Repair Renovation Budget
One of my investors allows home buyers the ability to use the USDA Rural Loan program to complete appraisal mandated repairs after settlement through a Repair/Renovation Budget. If the house you are purchasing is in disrepair, and the seller can’t or won’t make repairs to the property, as is often the case with foreclosure and short sale transactions, this program can be highly beneficial to both the home buyer and the seller.
In order for a house to qualify for a USDA Repair/Renovation Budget the following requirements must be met:
- Repairs must be mandated by the Appraiser in the appraisal inspection report
- Repair costs can’t exceed the lesser of 10% of the purchase price or $20,000
- Work must be completed within 30 days of settlement by a Third-Party Contractor
- The Repair/Renovation Budget can’t be used for any of the following:
- Roof, Structural Repairs or Foundation work
- Items that affect the safety/livability of the home (i.e., lack of gas, electricity, or plumbing, HVAC or foundation defects)
- Require an electrician or plumber
- The Repair/Renovation Budget must contain a 50% reserve account to fund cost overruns. This 50% reserve account is added to the overall renovation budget. Upon completion of the project, assuming there aren’t any cost over-runs, these funds will be used to reduce the outstanding principal balance of the new loan.

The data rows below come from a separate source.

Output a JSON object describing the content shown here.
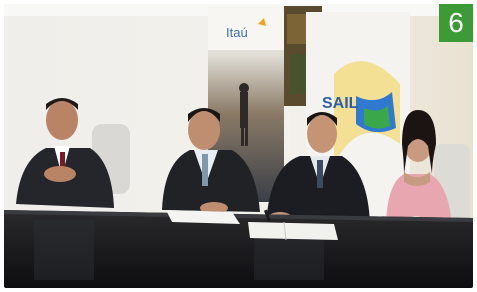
{
  "badge": {
    "number": "6",
    "color": "#3d9b35"
  },
  "banner_left": {
    "brand_text": "Itaú"
  },
  "banner_right": {
    "brand_text": "SAIL"
  },
  "colors": {
    "table": "#1a1a1a",
    "wall": "#e8e6e1"
  }
}
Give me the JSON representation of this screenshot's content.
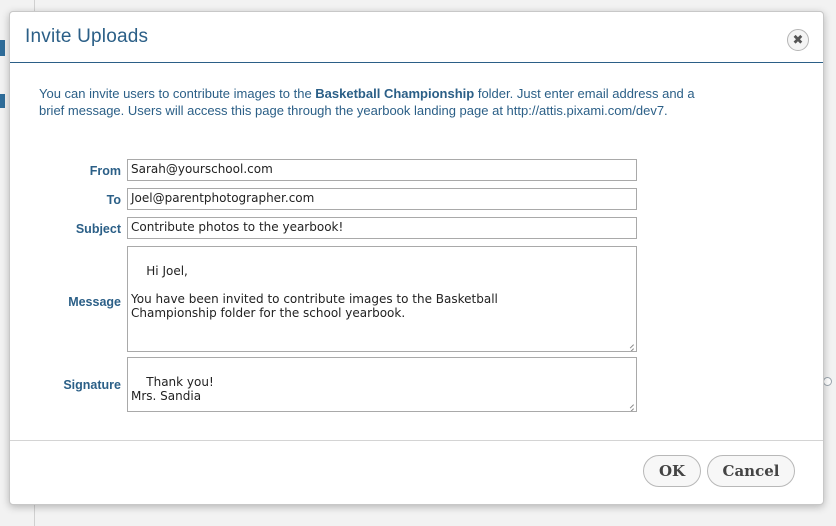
{
  "dialog": {
    "title": "Invite Uploads",
    "close_icon": "close-icon",
    "intro_part1": "You can invite users to contribute images to the ",
    "intro_folder": "Basketball Championship",
    "intro_part2": " folder. Just enter email address and a brief message. Users will access this page through the yearbook landing page at http://attis.pixami.com/dev7."
  },
  "form": {
    "from_label": "From",
    "from_value": "Sarah@yourschool.com",
    "to_label": "To",
    "to_value": "Joel@parentphotographer.com",
    "subject_label": "Subject",
    "subject_value": "Contribute photos to the yearbook!",
    "message_label": "Message",
    "message_value": "Hi Joel,\n\nYou have been invited to contribute images to the Basketball\nChampionship folder for the school yearbook.",
    "signature_label": "Signature",
    "signature_value": "Thank you!\nMrs. Sandia"
  },
  "buttons": {
    "ok_label": "OK",
    "cancel_label": "Cancel"
  },
  "colors": {
    "accent": "#2b5f87",
    "border": "#a9a9a9"
  }
}
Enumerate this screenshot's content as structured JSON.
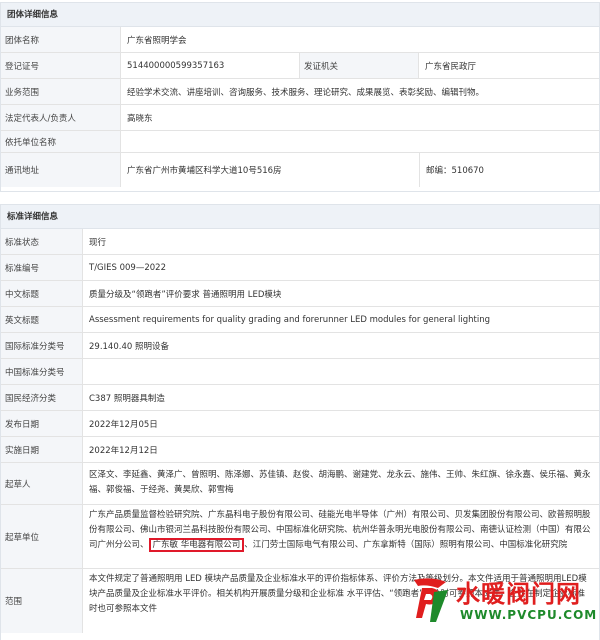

Funding the Repair/Renovation Budget can come from the following sources:
- Equity in the property, provided the combined purchase price and Repair/Renovation Budget (excluding the reserve account) are less than the appraised property value
- Seller contribution, provided that the combined seller contribution toward the buyer’s closings costs and renovation budget are less than 6% of the purchase price
- Borrower owns funds, which can include family member gifts
- Combination of any of the above
Upon completion of the repairs, the home buyer notifies the lender, and the lender will order a final appraisal inspection to ensure that the work has been completed. In addition, the home buyer will certify their agreement that the work has been satisfactorily completed. At that point the lender will notify the settlement office, which is holding the Repair/Renovation funds, instructing them to release the Repair/Renovation funds to the contractor.
If actual repair costs are less than the amount in the Repair/Renovation Budget, the balance of the funds will be applied as a principal loan reduction. If the escrow is inadequate, or if additional items of repair are discovered at some subsequent date, it is the home buyer’s responsibility to pay the additional costs.